O meio-campo (+) - Um regalo. Danilo fez um jogo quase perfeito, não só porque aguentou a retaguarda sozinho - deu velocidade à equipa no primeiro passe e, depois do 2x0, libertou-se para o ataque, tendo feito uma belíssima assistência e um belo golo de calcanhar. Herrera fez um jogo completo, de grande intensidade: apareceu na zona do ponta-de-lança (bom golo), esteve envolvido em todas as transições da equipa, impecável na variação de flancos, na pressão, na recuperação e a oferecer linhas de passe. André André esteve uns furos abaixo dos colegas de setor, mas não deixou de fazer um bom jogo, com a assistência para Herrera e no apoio aos flancos. Destaque ainda para a excelente entrada de Evandro na partida.

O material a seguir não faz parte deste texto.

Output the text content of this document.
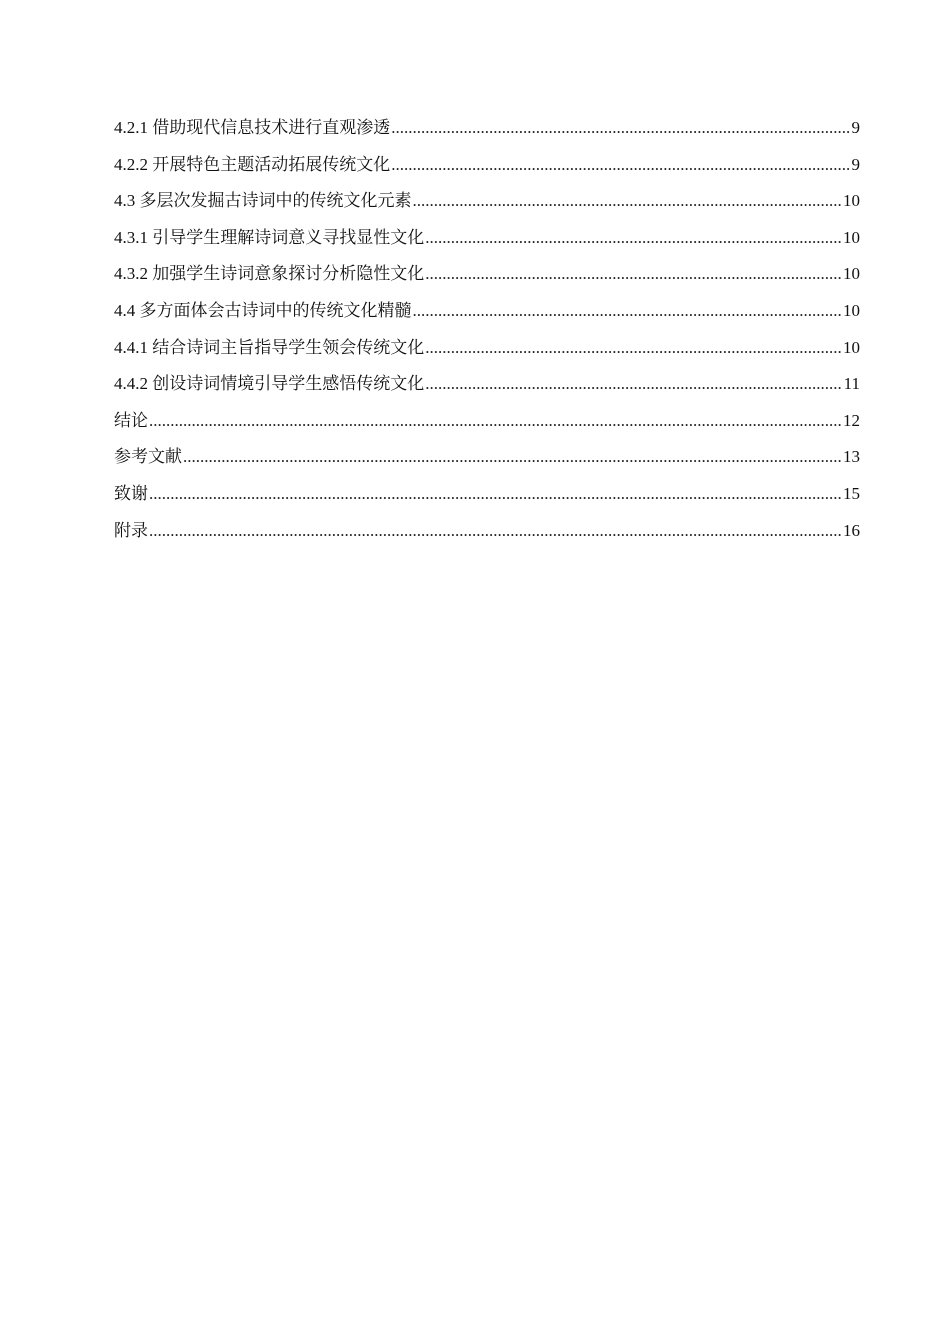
4.2.1 借助现代信息技术进行直观渗透 .....	9
4.2.2 开展特色主题活动拓展传统文化 .....	9
4.3 多层次发掘古诗词中的传统文化元素 .....	10
4.3.1 引导学生理解诗词意义寻找显性文化 .....	10
4.3.2 加强学生诗词意象探讨分析隐性文化 .....	10
4.4 多方面体会古诗词中的传统文化精髓 .....	10
4.4.1 结合诗词主旨指导学生领会传统文化 .....	10
4.4.2 创设诗词情境引导学生感悟传统文化 .....	11
结论 .....	12
参考文献 .....	13
致谢 .....	15
附录 .....	16
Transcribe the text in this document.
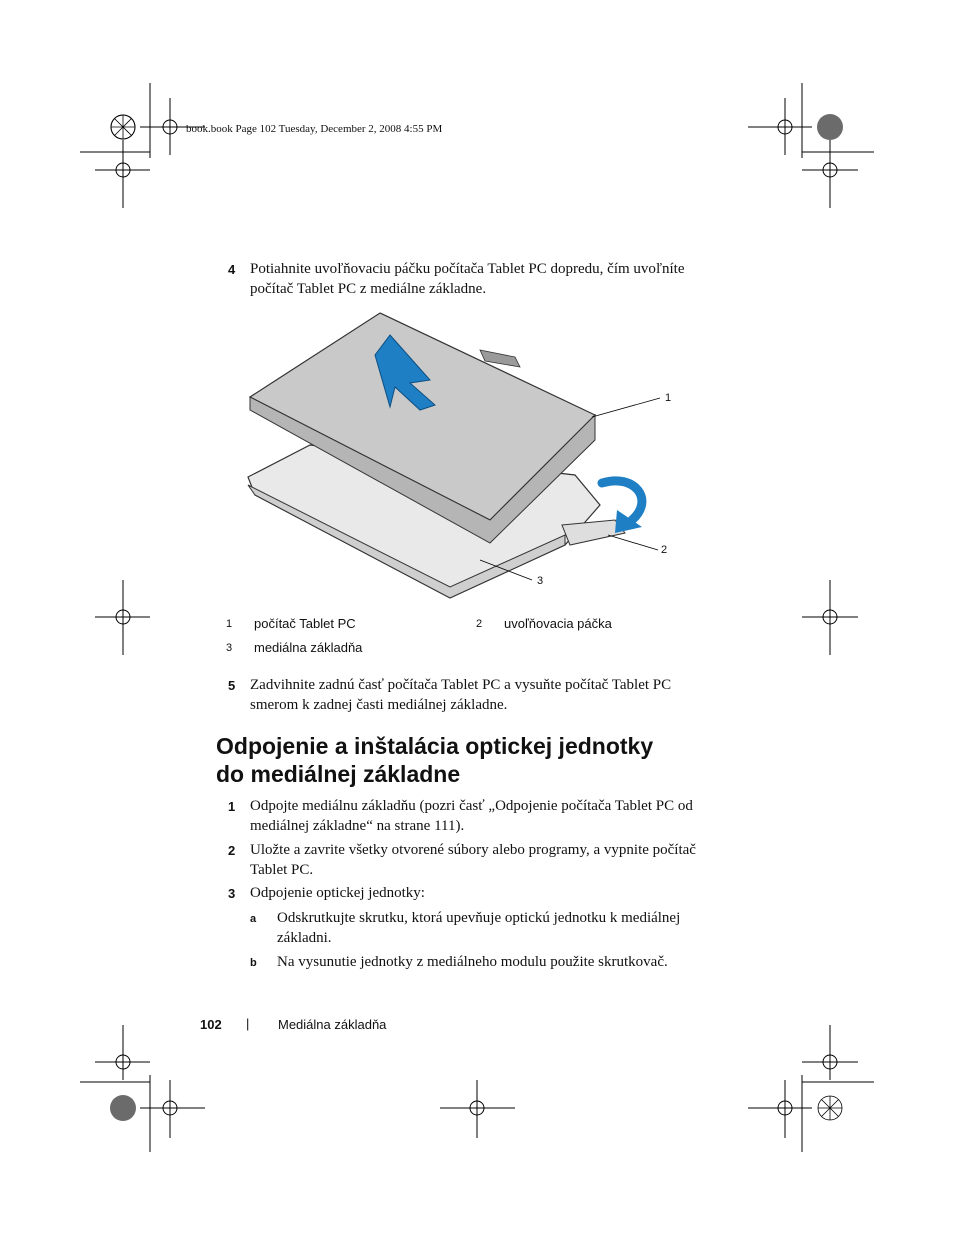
book.book Page 102 Tuesday, December 2, 2008 4:55 PM
4 Potiahnite uvoľňovaciu páčku počítača Tablet PC dopredu, čím uvoľníte
počítač Tablet PC z mediálne základne.
1
2
3
1 počítač Tablet PC	2 uvoľňovacia páčka
3 mediálna základňa
5 Zadvihnite zadnú časť počítača Tablet PC a vysuňte počítač Tablet PC
smerom k zadnej časti mediálnej základne.
Odpojenie a inštalácia optickej jednotky
do mediálnej základne
1 Odpojte mediálnu základňu (pozri časť „Odpojenie počítača Tablet PC od
mediálnej základne“ na strane 111).
2 Uložte a zavrite všetky otvorené súbory alebo programy, a vypnite počítač
Tablet PC.
3 Odpojenie optickej jednotky:
a Odskrutkujte skrutku, ktorá upevňuje optickú jednotku k mediálnej
základni.
b Na vysunutie jednotky z mediálneho modulu použite skrutkovač.
102 | Mediálna základňa
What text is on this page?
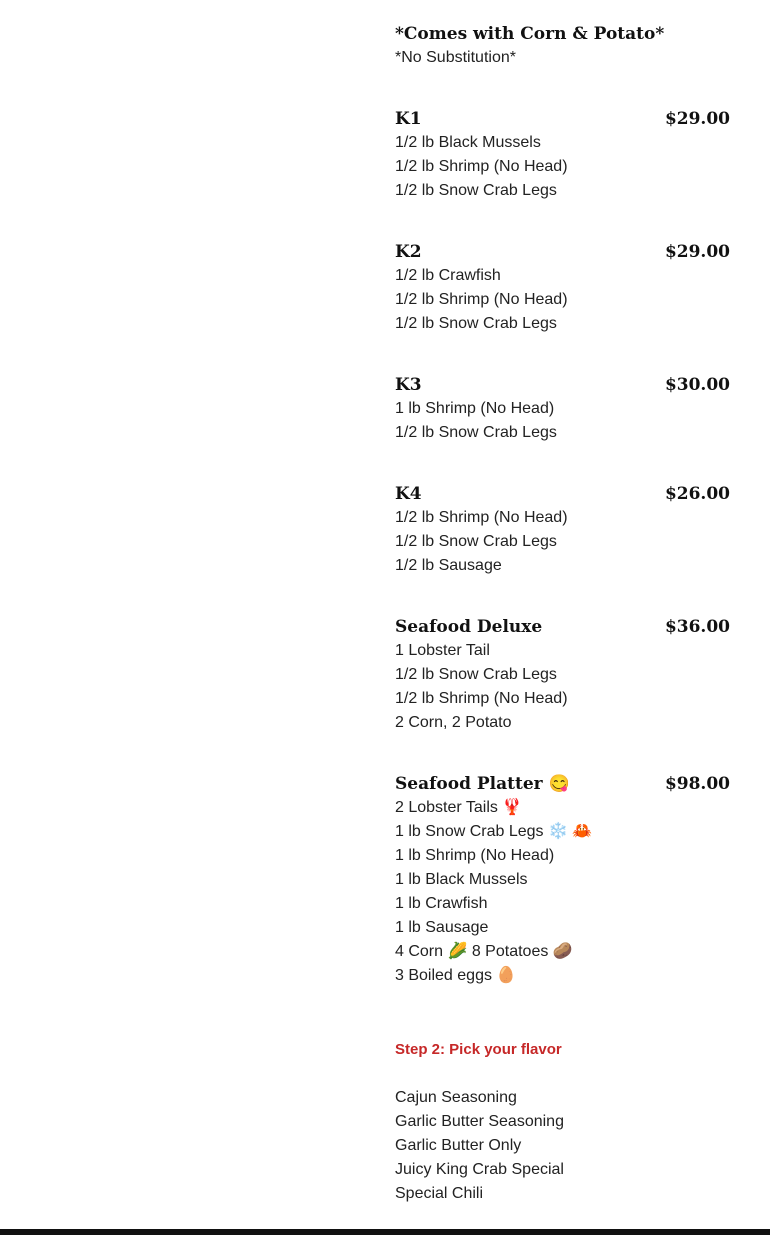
*Comes with Corn & Potato*
*No Substitution*
K1	$29.00
1/2 lb Black Mussels
1/2 lb Shrimp (No Head)
1/2 lb Snow Crab Legs
K2	$29.00
1/2 lb Crawfish
1/2 lb Shrimp (No Head)
1/2 lb Snow Crab Legs
K3	$30.00
1 lb Shrimp (No Head)
1/2 lb Snow Crab Legs
K4	$26.00
1/2 lb Shrimp (No Head)
1/2 lb Snow Crab Legs
1/2 lb Sausage
Seafood Deluxe	$36.00
1 Lobster Tail
1/2 lb Snow Crab Legs
1/2 lb Shrimp (No Head)
2 Corn, 2 Potato
Seafood Platter 😋	$98.00
2 Lobster Tails 🦞
1 lb Snow Crab Legs ❄️ 🦀
1 lb Shrimp (No Head)
1 lb Black Mussels
1 lb Crawfish
1 lb Sausage
4 Corn 🌽 8 Potatoes 🥔
3 Boiled eggs 🥚
Step 2: Pick your flavor
Cajun Seasoning
Garlic Butter Seasoning
Garlic Butter Only
Juicy King Crab Special
Special Chili
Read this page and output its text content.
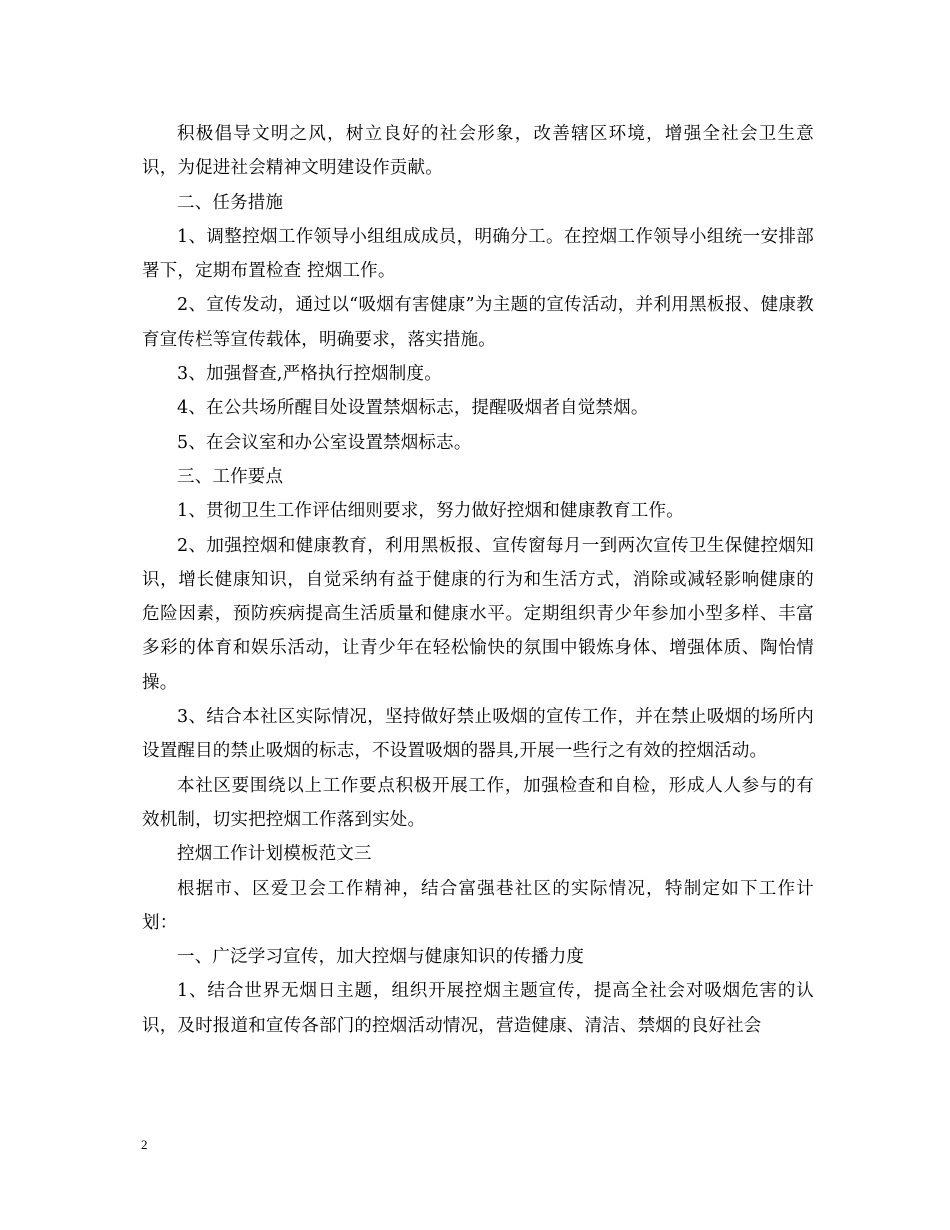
积极倡导文明之风，树立良好的社会形象，改善辖区环境，增强全社会卫生意识，为促进社会精神文明建设作贡献。

二、任务措施

1、调整控烟工作领导小组组成成员，明确分工。在控烟工作领导小组统一安排部署下，定期布置检查 控烟工作。

2、宣传发动，通过以“吸烟有害健康”为主题的宣传活动，并利用黑板报、健康教育宣传栏等宣传载体，明确要求，落实措施。

3、加强督查,严格执行控烟制度。

4、在公共场所醒目处设置禁烟标志，提醒吸烟者自觉禁烟。

5、在会议室和办公室设置禁烟标志。

三、工作要点

1、贯彻卫生工作评估细则要求，努力做好控烟和健康教育工作。

2、加强控烟和健康教育，利用黑板报、宣传窗每月一到两次宣传卫生保健控烟知识，增长健康知识，自觉采纳有益于健康的行为和生活方式，消除或减轻影响健康的危险因素，预防疾病提高生活质量和健康水平。定期组织青少年参加小型多样、丰富多彩的体育和娱乐活动，让青少年在轻松愉快的氛围中锻炼身体、增强体质、陶怡情操。

3、结合本社区实际情况，坚持做好禁止吸烟的宣传工作，并在禁止吸烟的场所内设置醒目的禁止吸烟的标志，不设置吸烟的器具,开展一些行之有效的控烟活动。

本社区要围绕以上工作要点积极开展工作，加强检查和自检，形成人人参与的有效机制，切实把控烟工作落到实处。

控烟工作计划模板范文三

根据市、区爱卫会工作精神，结合富强巷社区的实际情况，特制定如下工作计划：

一、广泛学习宣传，加大控烟与健康知识的传播力度

1、结合世界无烟日主题，组织开展控烟主题宣传，提高全社会对吸烟危害的认识，及时报道和宣传各部门的控烟活动情况，营造健康、清洁、禁烟的良好社会

2
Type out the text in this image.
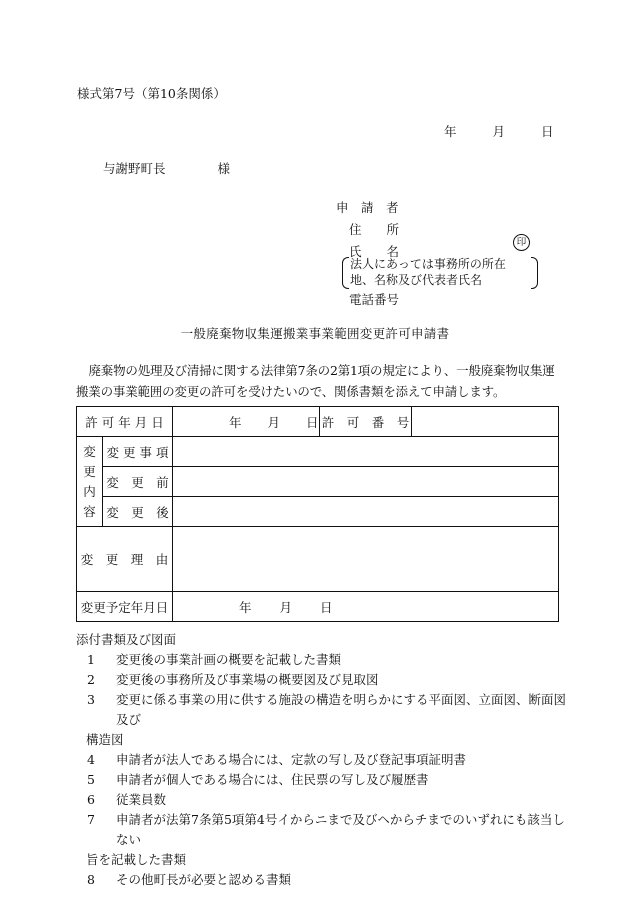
様式第7号（第10条関係）
年	月	日
与謝野町長	様
申　請　者
住　　所
氏　　名
印
法人にあっては事務所の所在
地、名称及び代表者氏名
電話番号
一般廃棄物収集運搬業事業範囲変更許可申請書

廃棄物の処理及び清掃に関する法律第7条の2第1項の規定により、一般廃棄物収集運搬業の事業範囲の変更の許可を受けたいので、関係書類を添えて申請します。

許 可 年 月 日		年 月 日	許　可　番　号	

変
更
内
容	変 更 事 項			
	変　更　前			
	変　更　後			
変　更　理　由				
変更予定年月日		年 月 日		
添付書類及び図面
1	変更後の事業計画の概要を記載した書類
2	変更後の事務所及び事業場の概要図及び見取図
3	変更に係る事業の用に供する施設の構造を明らかにする平面図、立面図、断面図及び
構造図
4	申請者が法人である場合には、定款の写し及び登記事項証明書
5	申請者が個人である場合には、住民票の写し及び履歴書
6	従業員数
7	申請者が法第7条第5項第4号イからニまで及びヘからチまでのいずれにも該当しない
旨を記載した書類
8	その他町長が必要と認める書類
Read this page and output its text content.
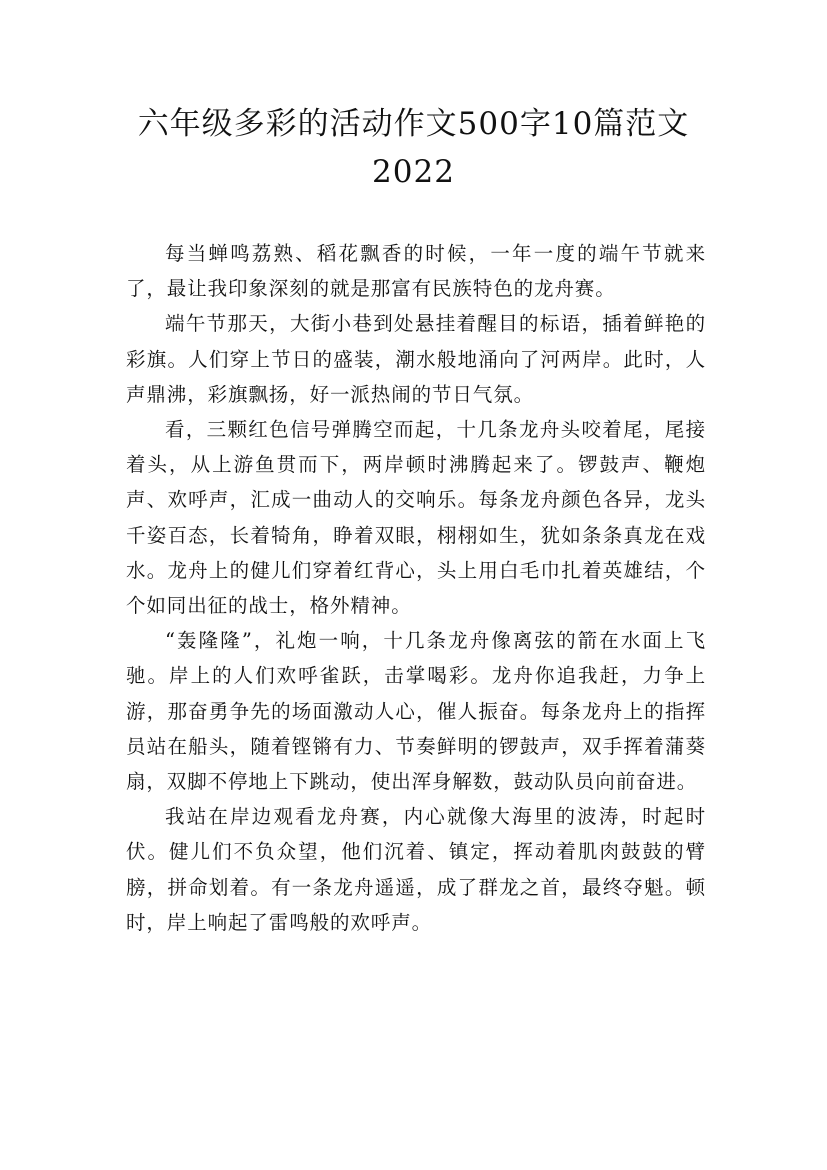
六年级多彩的活动作文500字10篇范文
2022

每当蝉鸣荔熟、稻花飘香的时候，一年一度的端午节就来了，最让我印象深刻的就是那富有民族特色的龙舟赛。

端午节那天，大街小巷到处悬挂着醒目的标语，插着鲜艳的彩旗。人们穿上节日的盛装，潮水般地涌向了河两岸。此时，人声鼎沸，彩旗飘扬，好一派热闹的节日气氛。

看，三颗红色信号弹腾空而起，十几条龙舟头咬着尾，尾接着头，从上游鱼贯而下，两岸顿时沸腾起来了。锣鼓声、鞭炮声、欢呼声，汇成一曲动人的交响乐。每条龙舟颜色各异，龙头千姿百态，长着犄角，睁着双眼，栩栩如生，犹如条条真龙在戏水。龙舟上的健儿们穿着红背心，头上用白毛巾扎着英雄结，个个如同出征的战士，格外精神。

“轰隆隆”，礼炮一响，十几条龙舟像离弦的箭在水面上飞驰。岸上的人们欢呼雀跃，击掌喝彩。龙舟你追我赶，力争上游，那奋勇争先的场面激动人心，催人振奋。每条龙舟上的指挥员站在船头，随着铿锵有力、节奏鲜明的锣鼓声，双手挥着蒲葵扇，双脚不停地上下跳动，使出浑身解数，鼓动队员向前奋进。

我站在岸边观看龙舟赛，内心就像大海里的波涛，时起时伏。健儿们不负众望，他们沉着、镇定，挥动着肌肉鼓鼓的臂膀，拼命划着。有一条龙舟遥遥，成了群龙之首，最终夺魁。顿时，岸上响起了雷鸣般的欢呼声。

Outros destaques (+) - Além do envolvimento de Maxi Pereira e Layún (já leva 9 assistências) no ataque, é de destacar o papel de Brahimi e Corona nos flancos. O argelino é mais forte a puxar marcações; o mexicano é mais forte a furá-las. Brahimi foi o principal dínamo criativo da primeira parte, mas Corona roubou a cena pela forma como fez o 2x0 - pegar na bola, arrancar e rematar, com objetividade e velocidade. E claro, há que destacar Aboubakar. Começou por ser perdulário, como nos últimos jogos, mas apareceu no sítio certo para conseguir duas belas finalizações.

Nada a destacar negativamente, na medida em que se trata de um momento delicado para o clube, de transição - e ainda não se sabe para onde, ou para quem. Golear por 5-0 em casa do Boavista, coisa que não se via há 34 anos, é positivo sob quaisquer circunstâncias. Resta aguardar, continuar a apoiar os jogadores e dar máxima tranquilidade a Rui Barros para preparar o jogo de quarta-feira, no qual um dos objetivos da época estará em jogo.